The Hurricanes used the momentum to win that game, then beat Roger Clemens and Texas the next night (Scott said Longhorn runners were taking tiny leads) and they beat Maine, again, the night after that.
Opposing baserunners were afraid to advance at all on the basepaths.
"We have a freshman on the mound and he thinks there's a pick-off play at second base," Scott said. "When he went to turn to throw, the shortstop had moved back into position. There's nobody at the bag."
The ball comes out of the pitcher's hand like a changeup and skips into shallow center field. Scott believes the runner could've gotten to third and maybe home, but he never moved.
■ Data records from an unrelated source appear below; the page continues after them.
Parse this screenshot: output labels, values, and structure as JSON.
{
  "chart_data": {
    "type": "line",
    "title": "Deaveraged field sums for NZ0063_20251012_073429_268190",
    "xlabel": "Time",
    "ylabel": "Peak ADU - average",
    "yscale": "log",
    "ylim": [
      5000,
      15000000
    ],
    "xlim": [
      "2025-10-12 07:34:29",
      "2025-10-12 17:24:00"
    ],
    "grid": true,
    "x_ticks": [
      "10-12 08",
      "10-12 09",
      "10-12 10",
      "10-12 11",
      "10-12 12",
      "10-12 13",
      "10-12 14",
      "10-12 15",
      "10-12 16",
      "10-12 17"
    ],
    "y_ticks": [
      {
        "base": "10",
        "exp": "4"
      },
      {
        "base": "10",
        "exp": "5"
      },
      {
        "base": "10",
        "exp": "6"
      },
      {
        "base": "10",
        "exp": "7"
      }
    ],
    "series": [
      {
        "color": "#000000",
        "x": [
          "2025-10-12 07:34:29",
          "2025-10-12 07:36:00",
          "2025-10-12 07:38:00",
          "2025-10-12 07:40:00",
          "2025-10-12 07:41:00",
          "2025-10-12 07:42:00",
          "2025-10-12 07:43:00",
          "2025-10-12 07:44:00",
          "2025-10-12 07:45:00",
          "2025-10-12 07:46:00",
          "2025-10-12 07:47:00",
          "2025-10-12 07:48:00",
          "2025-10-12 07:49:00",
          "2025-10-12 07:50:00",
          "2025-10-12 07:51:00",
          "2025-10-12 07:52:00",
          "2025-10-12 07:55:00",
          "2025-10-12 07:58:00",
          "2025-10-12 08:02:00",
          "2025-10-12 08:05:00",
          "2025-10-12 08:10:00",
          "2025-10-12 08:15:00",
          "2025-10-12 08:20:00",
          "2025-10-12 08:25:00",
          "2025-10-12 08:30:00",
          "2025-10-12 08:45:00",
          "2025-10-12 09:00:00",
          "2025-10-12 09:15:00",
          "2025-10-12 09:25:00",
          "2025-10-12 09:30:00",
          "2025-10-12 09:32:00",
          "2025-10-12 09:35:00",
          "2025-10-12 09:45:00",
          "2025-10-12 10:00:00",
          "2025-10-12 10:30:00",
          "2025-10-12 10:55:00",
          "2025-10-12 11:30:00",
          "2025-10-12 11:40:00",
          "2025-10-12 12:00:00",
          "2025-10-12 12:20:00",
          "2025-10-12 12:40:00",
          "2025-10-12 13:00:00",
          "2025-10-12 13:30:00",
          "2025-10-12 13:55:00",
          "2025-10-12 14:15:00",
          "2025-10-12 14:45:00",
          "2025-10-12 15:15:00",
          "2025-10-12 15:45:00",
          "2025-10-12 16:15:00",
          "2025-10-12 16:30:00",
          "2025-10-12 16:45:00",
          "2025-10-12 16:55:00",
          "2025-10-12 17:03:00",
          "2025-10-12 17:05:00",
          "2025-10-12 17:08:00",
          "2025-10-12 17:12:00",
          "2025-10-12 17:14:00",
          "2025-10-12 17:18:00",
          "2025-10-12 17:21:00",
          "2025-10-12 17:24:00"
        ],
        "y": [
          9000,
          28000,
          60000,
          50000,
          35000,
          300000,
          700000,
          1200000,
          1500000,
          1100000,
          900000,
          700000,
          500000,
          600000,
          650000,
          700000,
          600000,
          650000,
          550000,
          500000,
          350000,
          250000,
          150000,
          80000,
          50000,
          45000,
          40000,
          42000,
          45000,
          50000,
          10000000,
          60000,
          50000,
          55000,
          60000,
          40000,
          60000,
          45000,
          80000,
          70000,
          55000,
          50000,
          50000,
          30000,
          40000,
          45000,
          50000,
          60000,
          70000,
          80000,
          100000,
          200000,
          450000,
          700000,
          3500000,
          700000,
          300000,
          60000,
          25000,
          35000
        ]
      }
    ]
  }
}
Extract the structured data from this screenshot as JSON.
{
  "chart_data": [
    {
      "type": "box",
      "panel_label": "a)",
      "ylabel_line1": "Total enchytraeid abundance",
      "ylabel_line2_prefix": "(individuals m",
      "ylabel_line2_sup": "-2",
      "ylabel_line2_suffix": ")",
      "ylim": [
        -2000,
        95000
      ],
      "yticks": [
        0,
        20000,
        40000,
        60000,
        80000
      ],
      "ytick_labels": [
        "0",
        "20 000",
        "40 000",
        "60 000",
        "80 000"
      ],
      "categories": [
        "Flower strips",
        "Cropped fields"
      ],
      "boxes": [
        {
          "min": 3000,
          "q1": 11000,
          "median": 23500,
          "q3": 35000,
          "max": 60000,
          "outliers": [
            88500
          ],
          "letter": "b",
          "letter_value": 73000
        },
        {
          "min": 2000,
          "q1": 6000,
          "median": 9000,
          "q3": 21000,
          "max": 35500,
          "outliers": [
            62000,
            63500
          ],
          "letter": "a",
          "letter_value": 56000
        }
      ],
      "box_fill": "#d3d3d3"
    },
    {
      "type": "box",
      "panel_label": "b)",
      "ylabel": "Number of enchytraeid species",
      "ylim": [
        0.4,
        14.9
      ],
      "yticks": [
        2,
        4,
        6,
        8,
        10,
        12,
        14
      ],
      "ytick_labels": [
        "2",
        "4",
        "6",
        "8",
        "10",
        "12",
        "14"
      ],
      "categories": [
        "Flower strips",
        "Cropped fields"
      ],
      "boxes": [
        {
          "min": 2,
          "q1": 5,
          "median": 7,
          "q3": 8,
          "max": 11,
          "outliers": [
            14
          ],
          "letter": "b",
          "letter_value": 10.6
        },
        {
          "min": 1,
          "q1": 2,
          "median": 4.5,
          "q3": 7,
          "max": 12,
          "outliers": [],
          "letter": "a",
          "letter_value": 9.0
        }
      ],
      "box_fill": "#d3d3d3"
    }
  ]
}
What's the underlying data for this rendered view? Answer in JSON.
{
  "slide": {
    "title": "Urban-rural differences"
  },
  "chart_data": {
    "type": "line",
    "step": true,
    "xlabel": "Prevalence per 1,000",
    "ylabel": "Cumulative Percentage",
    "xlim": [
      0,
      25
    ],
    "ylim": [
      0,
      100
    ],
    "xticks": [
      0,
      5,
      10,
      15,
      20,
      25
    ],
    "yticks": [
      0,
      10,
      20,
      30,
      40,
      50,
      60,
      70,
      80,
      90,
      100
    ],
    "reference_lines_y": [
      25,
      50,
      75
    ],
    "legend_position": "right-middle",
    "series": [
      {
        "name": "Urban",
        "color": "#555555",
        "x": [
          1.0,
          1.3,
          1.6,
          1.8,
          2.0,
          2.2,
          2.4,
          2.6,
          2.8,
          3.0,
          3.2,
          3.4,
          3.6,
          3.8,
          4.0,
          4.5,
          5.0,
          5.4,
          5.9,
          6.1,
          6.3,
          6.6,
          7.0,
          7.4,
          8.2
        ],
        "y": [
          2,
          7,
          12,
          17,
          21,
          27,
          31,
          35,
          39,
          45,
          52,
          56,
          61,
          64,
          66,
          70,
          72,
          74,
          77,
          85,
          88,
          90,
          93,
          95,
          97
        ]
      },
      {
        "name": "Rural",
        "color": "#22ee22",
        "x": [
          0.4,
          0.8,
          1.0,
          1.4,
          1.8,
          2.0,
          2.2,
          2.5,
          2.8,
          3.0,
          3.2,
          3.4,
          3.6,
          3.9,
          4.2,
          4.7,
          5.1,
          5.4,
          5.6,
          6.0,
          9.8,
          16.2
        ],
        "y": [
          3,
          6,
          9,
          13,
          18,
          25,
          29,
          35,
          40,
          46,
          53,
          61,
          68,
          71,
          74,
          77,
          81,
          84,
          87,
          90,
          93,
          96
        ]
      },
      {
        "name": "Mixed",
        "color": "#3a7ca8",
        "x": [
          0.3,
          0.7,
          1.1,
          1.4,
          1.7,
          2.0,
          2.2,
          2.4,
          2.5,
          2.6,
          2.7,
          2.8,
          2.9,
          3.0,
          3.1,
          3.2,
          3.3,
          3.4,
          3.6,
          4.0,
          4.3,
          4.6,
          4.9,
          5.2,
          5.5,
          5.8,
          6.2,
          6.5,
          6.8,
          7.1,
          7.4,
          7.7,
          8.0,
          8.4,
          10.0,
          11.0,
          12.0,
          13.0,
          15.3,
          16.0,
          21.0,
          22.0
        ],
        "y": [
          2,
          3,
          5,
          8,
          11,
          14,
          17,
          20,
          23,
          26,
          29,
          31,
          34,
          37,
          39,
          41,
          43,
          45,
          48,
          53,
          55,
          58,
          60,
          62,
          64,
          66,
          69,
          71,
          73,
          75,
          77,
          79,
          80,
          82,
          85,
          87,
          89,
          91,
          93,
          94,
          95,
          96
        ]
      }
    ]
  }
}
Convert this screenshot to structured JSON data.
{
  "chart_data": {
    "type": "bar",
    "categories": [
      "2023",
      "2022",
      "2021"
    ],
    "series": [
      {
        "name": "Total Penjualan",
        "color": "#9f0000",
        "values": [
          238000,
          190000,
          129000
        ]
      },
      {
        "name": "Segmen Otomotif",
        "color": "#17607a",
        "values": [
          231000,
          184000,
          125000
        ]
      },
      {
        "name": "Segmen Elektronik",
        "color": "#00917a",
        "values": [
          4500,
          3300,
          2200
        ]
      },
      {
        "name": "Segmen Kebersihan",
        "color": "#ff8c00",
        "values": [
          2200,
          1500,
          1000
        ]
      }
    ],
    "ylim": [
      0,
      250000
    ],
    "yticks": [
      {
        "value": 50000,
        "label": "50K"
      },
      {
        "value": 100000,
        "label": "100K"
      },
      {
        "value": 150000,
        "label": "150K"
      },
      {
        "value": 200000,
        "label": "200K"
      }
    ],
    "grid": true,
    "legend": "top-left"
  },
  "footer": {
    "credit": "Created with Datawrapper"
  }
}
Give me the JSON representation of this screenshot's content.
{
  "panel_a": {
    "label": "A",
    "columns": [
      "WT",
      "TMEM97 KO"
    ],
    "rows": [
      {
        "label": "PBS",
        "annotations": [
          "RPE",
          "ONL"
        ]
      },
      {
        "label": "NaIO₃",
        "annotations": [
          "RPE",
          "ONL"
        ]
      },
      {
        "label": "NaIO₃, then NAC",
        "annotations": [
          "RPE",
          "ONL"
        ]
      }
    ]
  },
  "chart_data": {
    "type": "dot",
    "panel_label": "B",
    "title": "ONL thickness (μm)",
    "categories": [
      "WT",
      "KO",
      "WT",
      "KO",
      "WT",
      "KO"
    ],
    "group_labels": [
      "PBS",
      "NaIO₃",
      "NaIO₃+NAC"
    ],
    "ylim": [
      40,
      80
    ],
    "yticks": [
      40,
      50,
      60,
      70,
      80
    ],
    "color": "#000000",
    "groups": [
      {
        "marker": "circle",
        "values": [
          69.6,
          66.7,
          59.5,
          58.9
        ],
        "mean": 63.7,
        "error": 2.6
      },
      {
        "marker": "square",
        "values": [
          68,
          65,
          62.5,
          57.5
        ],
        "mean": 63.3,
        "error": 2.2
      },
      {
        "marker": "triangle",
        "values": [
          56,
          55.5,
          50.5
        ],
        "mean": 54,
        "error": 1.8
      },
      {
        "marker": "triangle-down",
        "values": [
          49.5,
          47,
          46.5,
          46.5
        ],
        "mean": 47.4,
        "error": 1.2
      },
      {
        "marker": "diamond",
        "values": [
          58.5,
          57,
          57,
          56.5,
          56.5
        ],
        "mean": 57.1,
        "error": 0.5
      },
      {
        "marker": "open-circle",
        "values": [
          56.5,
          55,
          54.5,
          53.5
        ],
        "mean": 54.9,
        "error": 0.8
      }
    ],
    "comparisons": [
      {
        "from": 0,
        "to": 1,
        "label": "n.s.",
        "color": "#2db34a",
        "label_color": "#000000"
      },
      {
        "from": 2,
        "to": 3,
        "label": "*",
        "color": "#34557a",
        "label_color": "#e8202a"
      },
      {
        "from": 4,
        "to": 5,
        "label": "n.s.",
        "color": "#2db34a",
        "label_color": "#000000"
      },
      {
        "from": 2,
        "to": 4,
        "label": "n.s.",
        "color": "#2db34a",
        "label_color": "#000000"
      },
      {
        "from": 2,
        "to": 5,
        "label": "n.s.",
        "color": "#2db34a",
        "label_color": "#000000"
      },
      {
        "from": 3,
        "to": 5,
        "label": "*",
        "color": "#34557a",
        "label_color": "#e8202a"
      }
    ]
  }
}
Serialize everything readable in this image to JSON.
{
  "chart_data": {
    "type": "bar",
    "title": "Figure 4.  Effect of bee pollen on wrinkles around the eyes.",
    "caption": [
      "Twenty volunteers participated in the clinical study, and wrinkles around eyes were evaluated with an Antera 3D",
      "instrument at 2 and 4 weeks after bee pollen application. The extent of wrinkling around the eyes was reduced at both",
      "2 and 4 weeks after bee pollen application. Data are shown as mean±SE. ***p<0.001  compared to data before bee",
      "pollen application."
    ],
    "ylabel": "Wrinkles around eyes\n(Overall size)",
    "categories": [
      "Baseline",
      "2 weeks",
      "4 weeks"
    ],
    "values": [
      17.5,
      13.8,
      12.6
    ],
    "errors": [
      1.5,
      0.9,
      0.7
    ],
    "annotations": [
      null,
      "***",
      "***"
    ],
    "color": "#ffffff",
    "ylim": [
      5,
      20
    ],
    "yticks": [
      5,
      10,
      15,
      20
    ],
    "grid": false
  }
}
One of the middle infielders asked the runner why he didn't advance.
"He said, 'I'm not getting picked off on national TV. I thought he threw the rosin bag,'" Scott laughed.

After Maine, Miami went on to beat Wichita State again, 9-3, to win the championship.
"Yeah, I think we kind of took the wind out of their sails," Scott said.
The two-time NCAA champion obviously notes the Grand Illusion as the highlight of his coaching career. Friends and family send him clips of the play every time it circulates on social media, usually in the springtime, and he can't get enough of it. The video has over one million views on YouTube.
"Behind me in my office, I have a big picture frame and it's got little photos, step by step of the play," Scott said. "And I have an Oscar. We gave out Oscars at a reunion. Best Acting was shared by Kasprzak the pitcher and Steve Lusby the first baseman. And, of course, mine was Best Screenplay."